On my way out I noticed the light was dancing beautifully over the red sandstone and the famous “crack” – a section of sandstone where the water has carved a nearly perfect slit. I used a shorter shutter speed to capture the refreshing character of the flowing water. The maple leaf, of course, appeared in just the right spot ;)


“Red Refreshment” ~ Zion NP, UT
The Tech: Canon 5D2, 24-105mm, tripod, polarizer
Exposure: iso 800, f/18, 1/6th sec
Notes: the high iso was necessary to “freeze” the water movement.

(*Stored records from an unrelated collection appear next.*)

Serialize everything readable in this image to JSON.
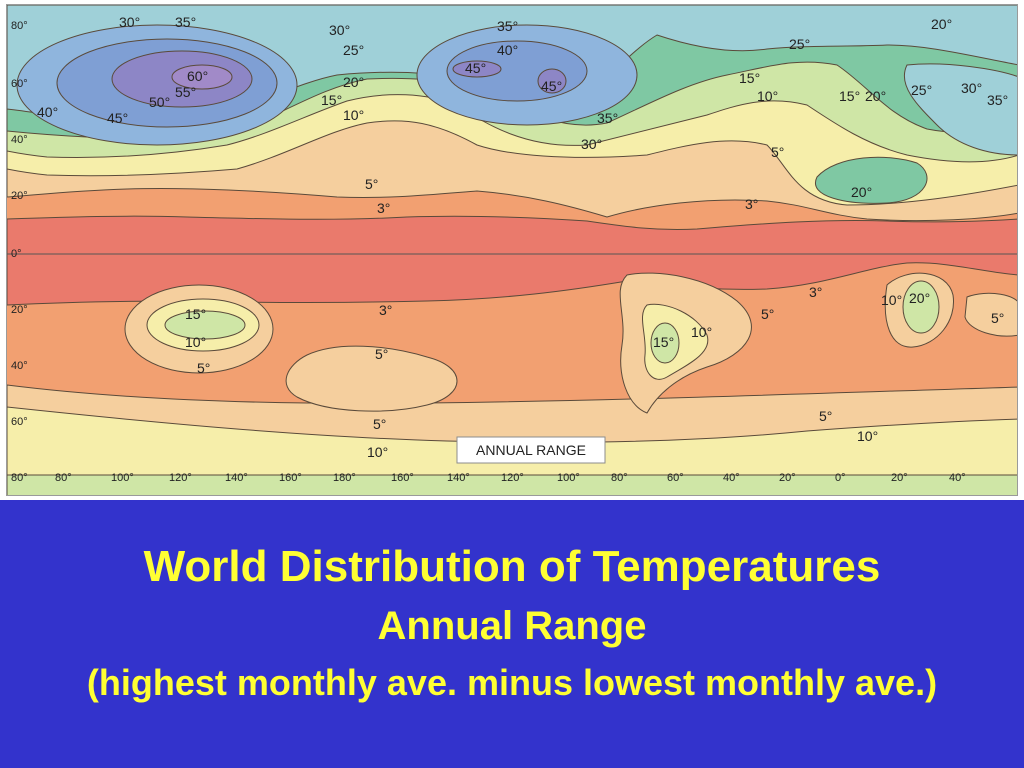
{
  "map": {
    "legend_title": "ANNUAL RANGE",
    "colors": {
      "range_0_3": "#ea7a6c",
      "range_3_5": "#f2a071",
      "range_5_10": "#f5cf9e",
      "range_10_15": "#f6eeaa",
      "range_15_20": "#cfe6a6",
      "range_20_25": "#7fc8a3",
      "range_25_30": "#9fd0d8",
      "range_30_40": "#8fb5dd",
      "range_40_50": "#7f9fd4",
      "range_50_60": "#8d86c6",
      "range_60_plus": "#a18ac8",
      "contour_line": "#5a4a3a",
      "equator_line": "#555555"
    },
    "latitude_labels": [
      "80°",
      "60°",
      "40°",
      "20°",
      "0°",
      "20°",
      "40°",
      "60°",
      "80°"
    ],
    "longitude_labels": [
      "80°",
      "100°",
      "120°",
      "140°",
      "160°",
      "180°",
      "160°",
      "140°",
      "120°",
      "100°",
      "80°",
      "60°",
      "40°",
      "20°",
      "0°",
      "20°",
      "40°"
    ],
    "contour_labels": [
      "30°",
      "35°",
      "60°",
      "55°",
      "50°",
      "40°",
      "45°",
      "30°",
      "25°",
      "20°",
      "15°",
      "10°",
      "35°",
      "40°",
      "45°",
      "45°",
      "35°",
      "30°",
      "20°",
      "25°",
      "15°",
      "10°",
      "15°",
      "20°",
      "25°",
      "30°",
      "35°",
      "5°",
      "3°",
      "5°",
      "20°",
      "3°",
      "15°",
      "10°",
      "5°",
      "3°",
      "5°",
      "3°",
      "15°",
      "10°",
      "5°",
      "10°",
      "20°",
      "5°",
      "5°",
      "10°",
      "5°",
      "10°"
    ]
  },
  "caption": {
    "title": "World Distribution of Temperatures",
    "subtitle": "Annual Range",
    "note": "(highest monthly ave. minus lowest monthly ave.)"
  }
}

That’s all from Zion.. I can’t wait to get back to red rock country though, and I’m sure it will happen next year sometime. A late happy Thanksgiving to all you “Americans” – I hope your dinner was tastier than my can of spicy chili and beans. But I sincerely doubt you had a more inspiring view the following morning than I did!


Creatures of the Night

November 23, 2009

I’ll take a brief break from my Zion images to share one from today’s adventure. I went “owling” in the San Gabriel Mountains with a local owl expert, in hopes of seeing some of the more uncommon owls around. We started an hour before dusk, using call playbacks to try and find a Northern Pygmy Owl. It wasn’t until we were deep in one of the canyons alongside a babbling stream, that we finally heard one hooting quietly from the dark foliage. We spent 45 minutes or so trying to find the little guy, without any luck. By this time it was very dark – time to start looking for our primary interest, the Spotted Owl. Within minutes of playing back a few deep hoots, we were greeted with a strange screeching sound. Soon after which, some more recognizable hoots confirmed: we had a pair of Spotted Owls! And they were very close! It didn’t take long before we found them, and we were treated to some fantastic looks.

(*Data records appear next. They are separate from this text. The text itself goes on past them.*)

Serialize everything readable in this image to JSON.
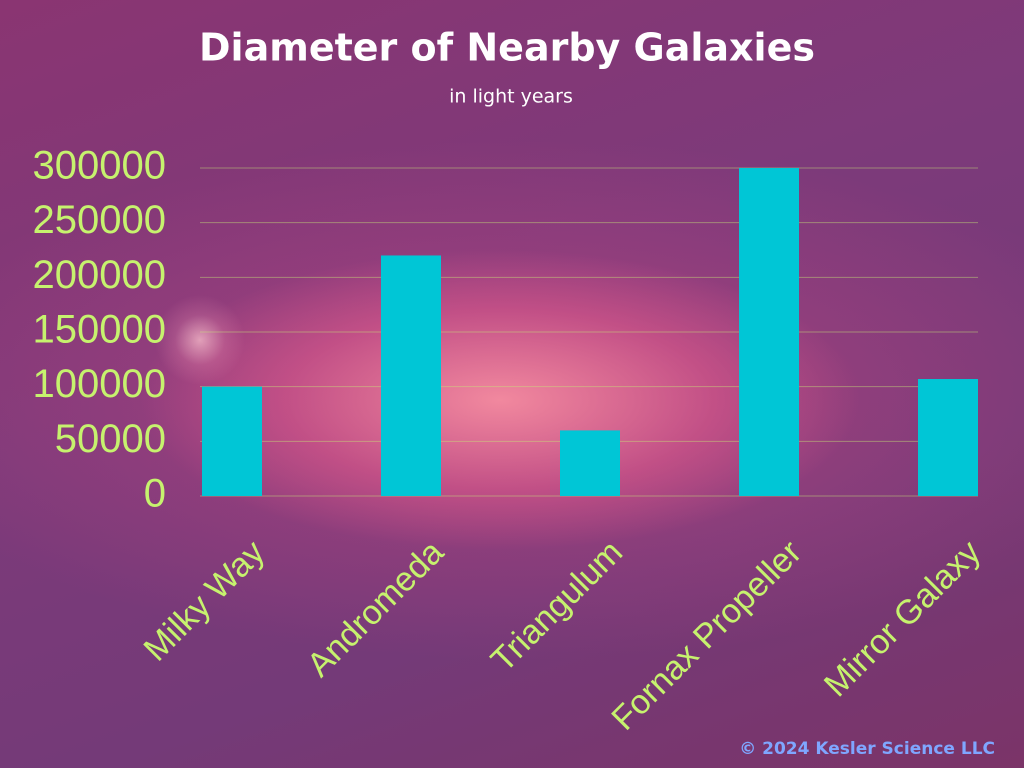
{
  "chart_data": {
    "type": "bar",
    "title": "Diameter of Nearby Galaxies",
    "subtitle": "in light years",
    "categories": [
      "Milky Way",
      "Andromeda",
      "Triangulum",
      "Fornax Propeller",
      "Mirror Galaxy"
    ],
    "values": [
      100000,
      220000,
      60000,
      300000,
      107000
    ],
    "color": "#00c6d6",
    "ylim": [
      0,
      300000
    ],
    "yticks": [
      0,
      50000,
      100000,
      150000,
      200000,
      250000,
      300000
    ],
    "grid": true,
    "annotation": "© 2024 Kesler Science LLC"
  }
}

“Spotted Owl” ~ San Gabriels, CA
The Tech: Canon 5D2, 500mm f/4 + 1.4x tc, 580 exII flash, better beamer, tripod/sidekick
Exposure: iso 3200, f/5.6, 1/50th
Notes: I was trying some alternate flash methods, which necessitated the higher iso, though those did not work out. While I have some exposures at iso 400, the curious look in this one was the best. Thanks to the 5D2′s iso performance (given proper exposure), the noise is a none-issue. The exposure time for flash work like this is irrelevant, since all the light comes from the flash.
Processing: I darkened the backdrop significantly, to reduce the “flashed” appearance. Also, Spotted Owls are notorious for their “red-eye”, I opted to adjust the reds to a more natural looking pale yellow to remove the “evil” look.

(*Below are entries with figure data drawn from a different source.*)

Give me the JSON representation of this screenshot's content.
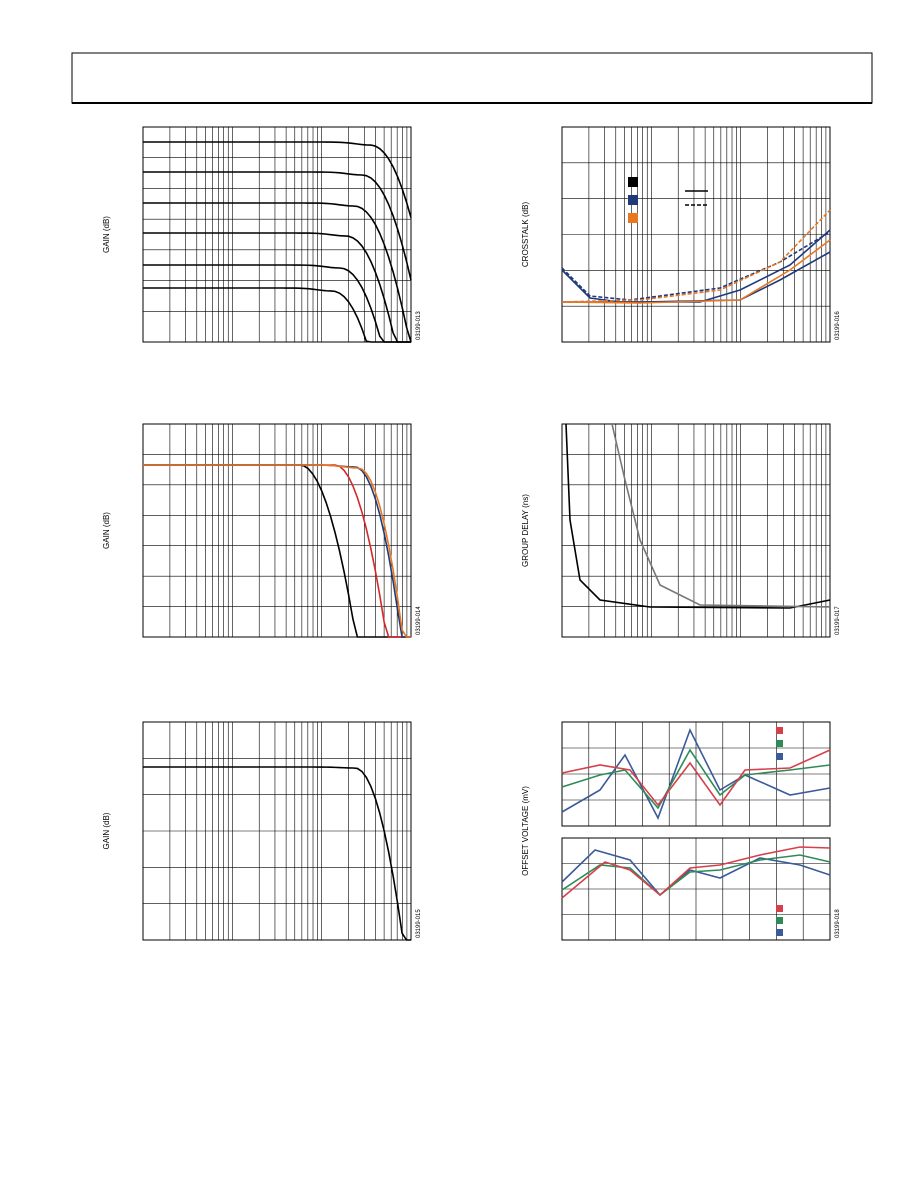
{
  "figures": [
    {
      "ylabel": "GAIN (dB)",
      "code": "03199-013"
    },
    {
      "ylabel": "CROSSTALK (dB)",
      "code": "03199-016"
    },
    {
      "ylabel": "GAIN (dB)",
      "code": "03199-014"
    },
    {
      "ylabel": "GROUP DELAY (ns)",
      "code": "03199-017"
    },
    {
      "ylabel": "GAIN (dB)",
      "code": "03199-015"
    },
    {
      "ylabel": "OFFSET VOLTAGE (mV)",
      "code": "03199-018"
    }
  ]
}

The Spotted Owl is an IUCN near threatened species, so we were very fortunate to get to see them so well. The California subspecies, such as the ones we saw, are not quite as threatened as the Northern subspecies, which makes its home in old growth forests of Northern California and the Pacific Northwest. Still, these birds don’t have it easy with the frequent wildfires tearing through the landscape, in addition to habitat encroachment by the growing cities. After watching them for about 10 minutes we started back, so as not to stress the birds any more. On the way back we had two close encounters with Screech Owls, however, they were too shy to pose for more than brief glimpses. Meanwhile Great Horned Owls hooted from their hidden perches. Needless to say, it was a fantastic experience to hear and see so many owls in the dead of the night. Owls hold a special place in my heart, and in the hearts of many, because their mysterious nocturnal lifestyle, curious nature, and almost human faces. It’s always a joy to get to hear and see them!